中元古代早期在全球普遍发育坳拉槽的背景下(Goodwin,1996),鄂尔多斯地块南缘出现了临县-彬县和熊耳断陷,这些断陷楔入地块内部,控制长城系的分布(孙枢等, 19851993; 汤锡元等,1993; 陈发景,2004)。但这些断陷的构造性质并不确定,研究人员依据晋豫陕交界处的熊耳群及华北板块内部同期火成岩的地球化学性质,认为地块南缘的构造背景为B型俯冲环境(胡受奚和林潜龙,1988)、安第斯型俯冲环境(贾承造,1988; He et al., 2006200820092010ab; Zhao et al., 20032009)、非造山环境(孙枢等,1985; Kusky and Li, 2003; 赵太平等,2007; Hou et al., 2008b; Zhao and Zhou, 2009; Cui et al., 2011)、与Columbia超大陆裂解有关的伸展环境(翟明国和卞爱国,2000; Kusky et al., 2007; Peng et al., 20052008; Peng,2010; Cui et al., 2013; 翟明国等,2014)以及活动大陆边缘弧和裂谷并存的环境(陈衍景等,1992)。

① 汤锡元,徐黎明,卢金城. 1993. 陕甘宁盆地及其周缘地区结晶基底及深部地质研究. 长庆石油勘探局勘探开发研究院,105-107

区域构造背景的争论以及相同构造背景下构造样式的多样化,致使鄂尔多斯地块内长城纪沉积盆地属性和类型不明确(是边缘裂陷盆地、陆内裂陷盆地,还是克拉通盆地,或者是挠曲相关的盆地)。由于方法手段的限制,很多情况下研究人员通过鄂尔多斯地块周缘长城系露头及地块内少量钻井岩心的构造和沉积特征,并与区域构造背景研究成果结合,以推测鄂尔多斯地块内长城纪构造格局和地层分布(孙枢等,1985; 汤锡元等,1993)。显然,这些研究结论的依据不足,瓶颈在于难以获取鄂尔多斯盆地覆盖区深部的地层分布。本文利用多信息联合反演技术尝试获得盆地中元古界残余地层分布信息,原始资料来源于地块中南部二维深部地震反射、钻井和区域重力资料(图 1),建立了研究区长城系的地层和断裂格架,发现区内长城系发育与伸展相关的箕状断陷和半地堑,同期形成的断裂体系控制了盆地内部二级构造单元,即凸起和凹陷构造的边界,最终提出鄂尔多斯盆地的属性为陆内裂陷盆地。

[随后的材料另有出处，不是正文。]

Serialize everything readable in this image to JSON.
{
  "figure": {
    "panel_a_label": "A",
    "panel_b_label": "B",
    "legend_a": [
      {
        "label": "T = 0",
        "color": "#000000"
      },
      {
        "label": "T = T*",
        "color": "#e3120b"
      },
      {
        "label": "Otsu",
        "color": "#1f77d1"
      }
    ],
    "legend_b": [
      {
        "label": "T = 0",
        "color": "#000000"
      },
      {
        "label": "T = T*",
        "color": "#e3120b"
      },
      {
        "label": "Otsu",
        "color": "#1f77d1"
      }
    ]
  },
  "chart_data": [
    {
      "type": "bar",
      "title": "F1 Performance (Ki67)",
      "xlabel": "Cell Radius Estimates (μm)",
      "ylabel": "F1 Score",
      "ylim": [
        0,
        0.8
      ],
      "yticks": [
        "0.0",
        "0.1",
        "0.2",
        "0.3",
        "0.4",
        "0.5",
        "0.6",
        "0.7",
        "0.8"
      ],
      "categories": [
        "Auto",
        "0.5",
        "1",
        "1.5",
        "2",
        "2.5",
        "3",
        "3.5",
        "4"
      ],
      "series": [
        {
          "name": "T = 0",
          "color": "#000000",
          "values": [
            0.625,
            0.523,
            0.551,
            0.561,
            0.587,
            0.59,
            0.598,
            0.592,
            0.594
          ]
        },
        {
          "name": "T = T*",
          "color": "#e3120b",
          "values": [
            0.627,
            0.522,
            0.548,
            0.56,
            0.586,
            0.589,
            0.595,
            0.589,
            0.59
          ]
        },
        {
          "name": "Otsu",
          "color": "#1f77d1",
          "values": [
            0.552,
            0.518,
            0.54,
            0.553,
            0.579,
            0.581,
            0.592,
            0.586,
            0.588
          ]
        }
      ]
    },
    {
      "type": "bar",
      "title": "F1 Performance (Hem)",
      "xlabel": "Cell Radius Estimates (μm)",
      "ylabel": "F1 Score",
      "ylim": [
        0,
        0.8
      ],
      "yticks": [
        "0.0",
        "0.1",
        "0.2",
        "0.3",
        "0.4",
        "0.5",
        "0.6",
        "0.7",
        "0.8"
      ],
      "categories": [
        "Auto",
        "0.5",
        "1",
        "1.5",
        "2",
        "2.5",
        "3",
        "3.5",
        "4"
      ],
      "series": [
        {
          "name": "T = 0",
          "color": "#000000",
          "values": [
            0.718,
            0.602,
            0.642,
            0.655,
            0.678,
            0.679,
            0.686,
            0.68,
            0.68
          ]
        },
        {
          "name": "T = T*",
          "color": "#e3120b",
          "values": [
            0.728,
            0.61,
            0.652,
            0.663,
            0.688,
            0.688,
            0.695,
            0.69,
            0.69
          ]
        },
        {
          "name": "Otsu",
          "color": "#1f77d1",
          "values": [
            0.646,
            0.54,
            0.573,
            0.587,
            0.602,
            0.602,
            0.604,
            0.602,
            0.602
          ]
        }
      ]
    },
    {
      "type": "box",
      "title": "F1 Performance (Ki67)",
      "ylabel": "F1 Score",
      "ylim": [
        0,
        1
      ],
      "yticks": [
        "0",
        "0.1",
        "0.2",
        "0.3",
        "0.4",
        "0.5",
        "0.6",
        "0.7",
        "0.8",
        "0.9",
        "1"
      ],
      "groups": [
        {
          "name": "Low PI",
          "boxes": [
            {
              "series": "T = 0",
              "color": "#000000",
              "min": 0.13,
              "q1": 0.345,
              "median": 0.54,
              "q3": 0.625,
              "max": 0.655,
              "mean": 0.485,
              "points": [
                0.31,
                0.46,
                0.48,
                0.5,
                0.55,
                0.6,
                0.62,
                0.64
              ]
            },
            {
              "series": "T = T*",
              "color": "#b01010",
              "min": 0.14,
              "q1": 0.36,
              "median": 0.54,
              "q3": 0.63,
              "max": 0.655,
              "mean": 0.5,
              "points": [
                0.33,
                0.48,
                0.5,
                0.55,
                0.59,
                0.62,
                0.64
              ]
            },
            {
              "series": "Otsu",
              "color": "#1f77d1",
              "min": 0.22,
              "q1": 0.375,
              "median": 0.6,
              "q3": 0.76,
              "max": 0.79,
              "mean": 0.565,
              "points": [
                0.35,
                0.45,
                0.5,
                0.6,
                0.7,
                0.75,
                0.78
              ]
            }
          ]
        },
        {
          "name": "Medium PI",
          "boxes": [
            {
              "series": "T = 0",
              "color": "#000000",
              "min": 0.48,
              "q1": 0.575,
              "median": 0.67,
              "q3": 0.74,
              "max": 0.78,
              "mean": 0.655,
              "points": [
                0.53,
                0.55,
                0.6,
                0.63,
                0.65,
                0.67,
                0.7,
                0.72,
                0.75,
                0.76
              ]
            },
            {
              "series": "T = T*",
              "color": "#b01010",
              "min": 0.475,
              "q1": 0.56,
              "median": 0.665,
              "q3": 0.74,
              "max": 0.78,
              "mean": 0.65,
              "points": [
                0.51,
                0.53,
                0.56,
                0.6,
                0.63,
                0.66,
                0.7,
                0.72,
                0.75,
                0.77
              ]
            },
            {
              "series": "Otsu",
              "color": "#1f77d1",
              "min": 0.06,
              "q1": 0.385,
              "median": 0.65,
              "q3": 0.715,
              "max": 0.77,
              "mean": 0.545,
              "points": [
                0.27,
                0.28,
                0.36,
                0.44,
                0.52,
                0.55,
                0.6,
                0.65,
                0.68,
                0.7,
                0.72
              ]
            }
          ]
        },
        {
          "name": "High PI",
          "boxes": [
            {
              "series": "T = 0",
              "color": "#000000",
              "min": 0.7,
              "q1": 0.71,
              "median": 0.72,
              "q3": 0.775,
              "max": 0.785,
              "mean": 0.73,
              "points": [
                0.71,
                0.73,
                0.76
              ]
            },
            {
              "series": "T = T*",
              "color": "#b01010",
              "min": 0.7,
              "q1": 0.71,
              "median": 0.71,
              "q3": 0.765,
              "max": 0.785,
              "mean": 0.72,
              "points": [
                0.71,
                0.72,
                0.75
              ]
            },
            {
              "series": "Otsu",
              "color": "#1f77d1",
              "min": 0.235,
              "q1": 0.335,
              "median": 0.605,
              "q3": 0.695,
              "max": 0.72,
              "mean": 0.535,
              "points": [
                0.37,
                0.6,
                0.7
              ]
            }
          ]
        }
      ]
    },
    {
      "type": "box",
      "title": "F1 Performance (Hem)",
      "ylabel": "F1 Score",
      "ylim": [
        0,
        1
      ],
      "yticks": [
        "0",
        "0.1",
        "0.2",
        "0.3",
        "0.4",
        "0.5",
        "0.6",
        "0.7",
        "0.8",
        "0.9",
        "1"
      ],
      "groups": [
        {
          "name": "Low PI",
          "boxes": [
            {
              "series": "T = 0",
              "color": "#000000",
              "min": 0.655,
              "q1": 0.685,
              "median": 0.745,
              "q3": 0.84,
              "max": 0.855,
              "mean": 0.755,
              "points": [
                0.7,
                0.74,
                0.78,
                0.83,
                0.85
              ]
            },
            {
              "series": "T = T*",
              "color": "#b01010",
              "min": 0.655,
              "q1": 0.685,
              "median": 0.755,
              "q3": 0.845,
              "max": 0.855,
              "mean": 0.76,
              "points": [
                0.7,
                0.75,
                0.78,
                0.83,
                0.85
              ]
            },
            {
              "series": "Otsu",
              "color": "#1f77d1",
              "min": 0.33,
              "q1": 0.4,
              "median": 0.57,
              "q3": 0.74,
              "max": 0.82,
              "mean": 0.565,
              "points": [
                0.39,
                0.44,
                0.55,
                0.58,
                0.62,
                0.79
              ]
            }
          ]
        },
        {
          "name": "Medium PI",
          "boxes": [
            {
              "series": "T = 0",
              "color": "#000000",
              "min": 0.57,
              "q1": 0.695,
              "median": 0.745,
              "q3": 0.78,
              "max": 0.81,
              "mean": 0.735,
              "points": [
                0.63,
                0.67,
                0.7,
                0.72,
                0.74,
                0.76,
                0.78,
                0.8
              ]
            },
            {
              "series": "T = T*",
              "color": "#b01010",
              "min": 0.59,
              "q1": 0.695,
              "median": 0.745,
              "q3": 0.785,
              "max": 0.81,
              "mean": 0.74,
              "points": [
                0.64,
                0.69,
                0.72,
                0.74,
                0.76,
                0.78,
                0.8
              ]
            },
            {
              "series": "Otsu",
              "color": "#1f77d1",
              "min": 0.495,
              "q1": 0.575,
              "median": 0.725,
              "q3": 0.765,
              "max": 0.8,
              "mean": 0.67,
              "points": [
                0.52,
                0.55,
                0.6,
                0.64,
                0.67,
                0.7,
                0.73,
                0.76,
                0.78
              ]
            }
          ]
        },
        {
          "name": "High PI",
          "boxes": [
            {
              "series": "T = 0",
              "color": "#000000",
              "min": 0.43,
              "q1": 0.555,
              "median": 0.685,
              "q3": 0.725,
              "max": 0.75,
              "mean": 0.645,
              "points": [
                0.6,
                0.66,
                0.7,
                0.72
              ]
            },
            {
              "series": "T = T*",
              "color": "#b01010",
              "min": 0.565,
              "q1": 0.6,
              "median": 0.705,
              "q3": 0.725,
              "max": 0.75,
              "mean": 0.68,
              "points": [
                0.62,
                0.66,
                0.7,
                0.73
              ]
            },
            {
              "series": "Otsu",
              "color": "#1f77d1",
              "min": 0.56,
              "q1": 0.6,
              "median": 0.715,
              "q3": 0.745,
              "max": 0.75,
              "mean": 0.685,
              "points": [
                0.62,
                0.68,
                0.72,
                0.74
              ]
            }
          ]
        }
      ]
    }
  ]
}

图 1 鄂尔多斯盆地块中南部地震测线位置图 Fig. 1 Location map of seismic line in southern-central Ordos block
2 方法

我们选取南北向和东西向能反映深部信息,且具有较好分辨率与信噪比的二维地震剖面,并结合钻井数据来揭示中元古界典型构造和厚度分布特征,控制研究区整体的构造格架。由于能反映深部信息的区域性的二维地震测线稀少,信息仅揭示了剖面线附近中元古界的构造与地层信息,无法获得平面上分布。因此在地震剖面构造框架约束下,我们利用区域重力资料反演平面上中元古界构造的展布。

2.1 地震资料解释

鄂尔多斯地块南缘野外露头观察发现,长城系内发育三角洲相砂、泥岩,滨、浅海相白云岩、砂岩、泥质岩,在地震剖面上可形成较好的反射界面。同时,将断陷的底面作为长城系的底界。而蓟县系主要为大套的白云岩地层,内部岩层波阻抗差异小,层面反射系数小,地震反射较弱(图 2)。地块内部相比起南缘,普遍缺失寒武系下统灰岩、砂岩,寒武系中统页岩与下伏中元古界蓟县系白云岩或长城系顶部砂岩之间的地质界面能很好的对应地震反射界面。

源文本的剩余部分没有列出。